Student Health Service will hold fewer HIV testing clinics this fall after participation plummeted 80 percent compared to the previous year, when tests cost $25.
The free clinics – a top priority of last year’s Student Association – will be held monthly, rather than weekly, after another year of declining interest.
Participation in the program peaked in 2011, when 711 students got tested. Last year, 95 students took the free tests – which is 433 fewer students from last year.
University health officials have said waning interest could be due to the availability of home testing kits or tests more regularly being conducted during students’ regular physicals.
Philip Horowitz, president of the Student Global AIDS Campaign and also a leader of Allied in Pride, said the most common deterrent for students is the fear of having their blood drawn, because few know that the test is a cheek swab.
Of the more than 1.1 million people living in the U.S. with HIV, 18 percent of them do not know they are infected with the virus, according to the Centers for Disease Control and Prevention.
The D.C. Department of Health showed the area surrounding Foggy Bottom has the third-lowest proportion of people living with HIV out of D.C.’s eight wards. About 2.1 percent of Ward 2’s population is afflicted with the disease, according to its most recent annual report.
GW receives HIV testing kits for free by the D.C. Department of Health, but in the past has charged to cover the cost of staffing.
Susan Haney, associate director of Student Health Service, said access to free testing removes “one significant barrier” to learning an individual’s status.

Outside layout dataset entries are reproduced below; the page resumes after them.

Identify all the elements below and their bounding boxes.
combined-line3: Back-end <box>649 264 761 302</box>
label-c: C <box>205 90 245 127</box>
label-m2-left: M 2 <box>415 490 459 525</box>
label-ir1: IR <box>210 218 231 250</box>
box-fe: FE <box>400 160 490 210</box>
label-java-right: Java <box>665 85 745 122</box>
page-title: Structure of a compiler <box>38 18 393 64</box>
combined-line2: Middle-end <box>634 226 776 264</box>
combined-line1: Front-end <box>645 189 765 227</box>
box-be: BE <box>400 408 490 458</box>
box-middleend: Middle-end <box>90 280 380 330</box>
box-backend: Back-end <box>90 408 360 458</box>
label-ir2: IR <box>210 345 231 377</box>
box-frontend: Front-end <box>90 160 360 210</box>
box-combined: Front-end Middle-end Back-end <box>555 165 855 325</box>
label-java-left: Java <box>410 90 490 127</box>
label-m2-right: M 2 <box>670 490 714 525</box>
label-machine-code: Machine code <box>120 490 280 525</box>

“Although it is very rare to have a positive test result during this type of clinic, it raises the awareness of HIV and hopefully provides an opportunity for students to look at their behavior, assess their risk and make changes if needed,” Haney said.
The monthly clinics will be held on the first Wednesday of every month from 4:30 p.m. to 6:30 p.m.
Student Association president Julia Susuni, who stressed health issues in her platform, praised GW for offering the free service. She called it a success of the SA’s task force on student health, which will focus on GW health care policies all year.
She added that she hopes to push back the clinic by 30 minutes in the evening to give more opportunity for students to get tested after classes or work.